Thursday, March 26, 2015

 

Poker of the Dead

Texas Hold 'Em is an almost purely psychological game.  The players have no agency over the cards in their hand -- there's no draw phase -- so the only way to mitigate the luck of the draw is to learn how to read and manipulate your opponents.  Every hand has four rounds of betting, and the pool of community cards is larger than each player's personal hand, so players have a lot of known information about each other and lots of opportunities to present themselves as weak or strong in an attempt to force their opponents to raise the stakes or fold out.  When players play intelligently, you can get some pretty intense games going.

Poker of the Dead has none of that.

The excuse is that your opponents are brainless zombies, and so they play unintelligently, always calling bets with their unlimited available cash.  You always have three options: to raise the stakes, to raise the stakes higher, or to fold out.  Oh, and you don't get to bet after the River card is turned over, so you have to make your last bet with an incomplete knowledge of how your hand will turn out.  The game becomes completely one of luck.  There's no way to read your opponent's intent because it will always react the same way no matter what hand it's holding.  Folding is a bad option because the River card could always turn your hand around.  The player has very little knowledge to base his decisions on, so there's very little one can do to play intelligently.

What saves Poker of the Dead is its theming.

This is a zombie survival game.  The idea is that zombies are knocking at your door, and you ward them off by playing Hold 'Em.  Every time you win a hand, regardless of the stakes, you get a bullet for your shotgun.  When you get three bullets, you can use the "All In" option.  If you go all in and win, you double your cash and blast the zombie away.  You lose your bullets, another zombie appears, and the game continues.  There are ten hands in a game day, with the stakes rising every day you play.  If you survive seven days, you win.

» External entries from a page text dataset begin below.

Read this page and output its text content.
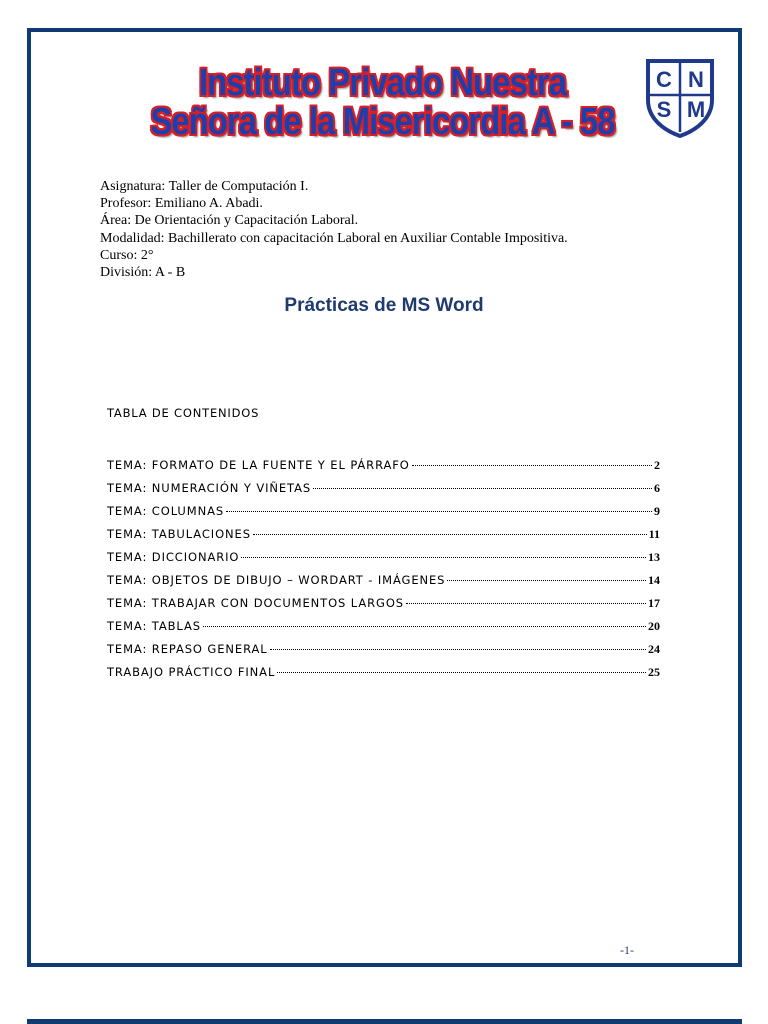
Instituto Privado Nuestra
Señora de la Misericordia A - 58
C N
S M
Asignatura: Taller de Computación I.
Profesor: Emiliano A. Abadi.
Área: De Orientación y Capacitación Laboral.
Modalidad: Bachillerato con capacitación Laboral en Auxiliar Contable Impositiva.
Curso: 2°
División: A - B
Prácticas de MS Word
TABLA DE CONTENIDOS
TEMA: FORMATO DE LA FUENTE Y EL PÁRRAFO	2
TEMA: NUMERACIÓN Y VIÑETAS	6
TEMA: COLUMNAS	9
TEMA: TABULACIONES	11
TEMA: DICCIONARIO	13
TEMA: OBJETOS DE DIBUJO – WORDART - IMÁGENES	14
TEMA: TRABAJAR CON DOCUMENTOS LARGOS	17
TEMA: TABLAS	20
TEMA: REPASO GENERAL	24
TRABAJO PRÁCTICO FINAL	25
-1-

It's a cute, silly bit of fun.  A lot of developers, understandably, took a conservative approach to the e-ink Kindle game shop, with popular board games, pen and paper puzzles, and choose your own adventure stories.  This game is at least slightly imaginative, and I appreciate that.  Even if the game is mostly luck driven, it's still satisfying to blow zombies away with full houses and push my high score ever higher.  It's right up there with Jungle Juice as one of my favorite games on the system.